Sem o reforço orçamentário, áreas críticas podem ser interrompidas, o que ampliaria atrasos no cronograma — hoje estimado para 2037 — e colocaria em risco equipes especializadas que trabalham no Complexo Naval de Itaguaí e no Laboratório de Geração Nucleoelétrica (Labgene).
No âmbito do Prosub, o Brasil já desenvolveu quatro submarinos convencionais da classe Riachuelo — Riachuelo (S-40), Humaitá (S-41), Tonelero (S-42) e Almirante Karam (S-43). Dois já estão em operação e outros dois estão em fase final de testes.

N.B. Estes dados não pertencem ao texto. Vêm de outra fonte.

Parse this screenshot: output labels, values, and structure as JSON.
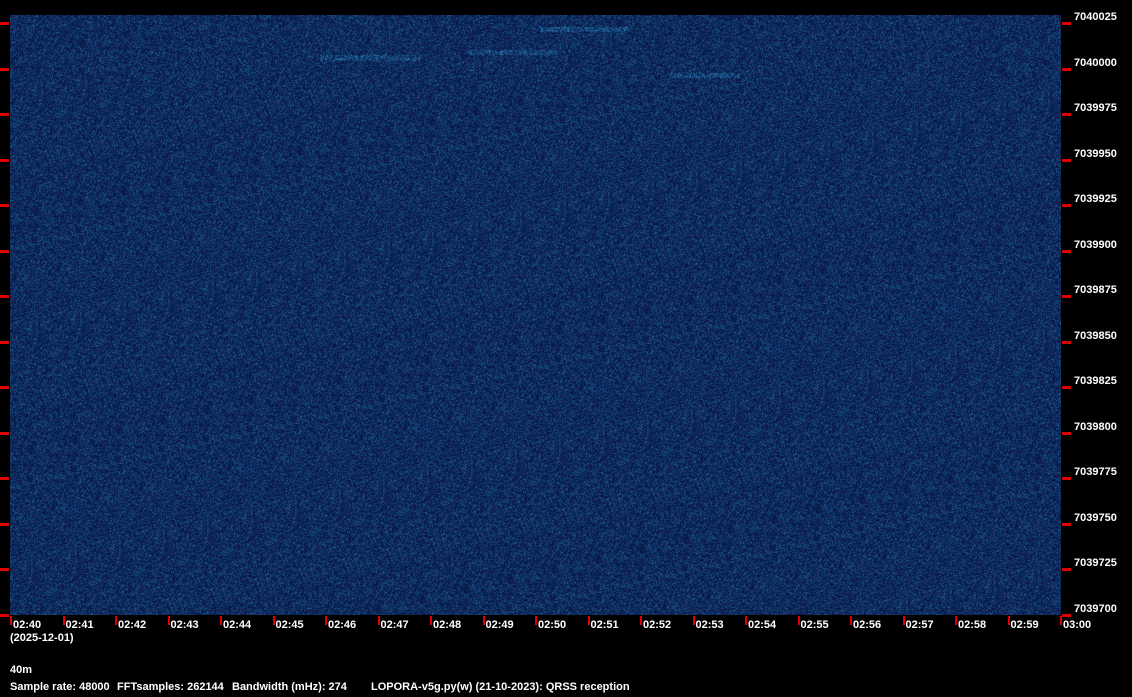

O salto para um modelo de propulsão nuclear é considerado estratégico por permitir maior autonomia submersa, mais velocidade e capacidade de patrulhar áreas marítimas por longos períodos.
A discussão sobre investimentos em defesa ganhou força no governo após o aumento da percepção de instabilidade regional. Na segunda-feira (9.mar.2026), o presidente Luiz Inácio Lula da Silva afirmou que o país precisa reforçar sua capacidade militar para evitar riscos à soberania.
O debate se intensificou depois da captura do presidente venezuelano Nicolás Maduro durante uma operação militar dos Estados Unidos em janeiro. As informações são do Poder360.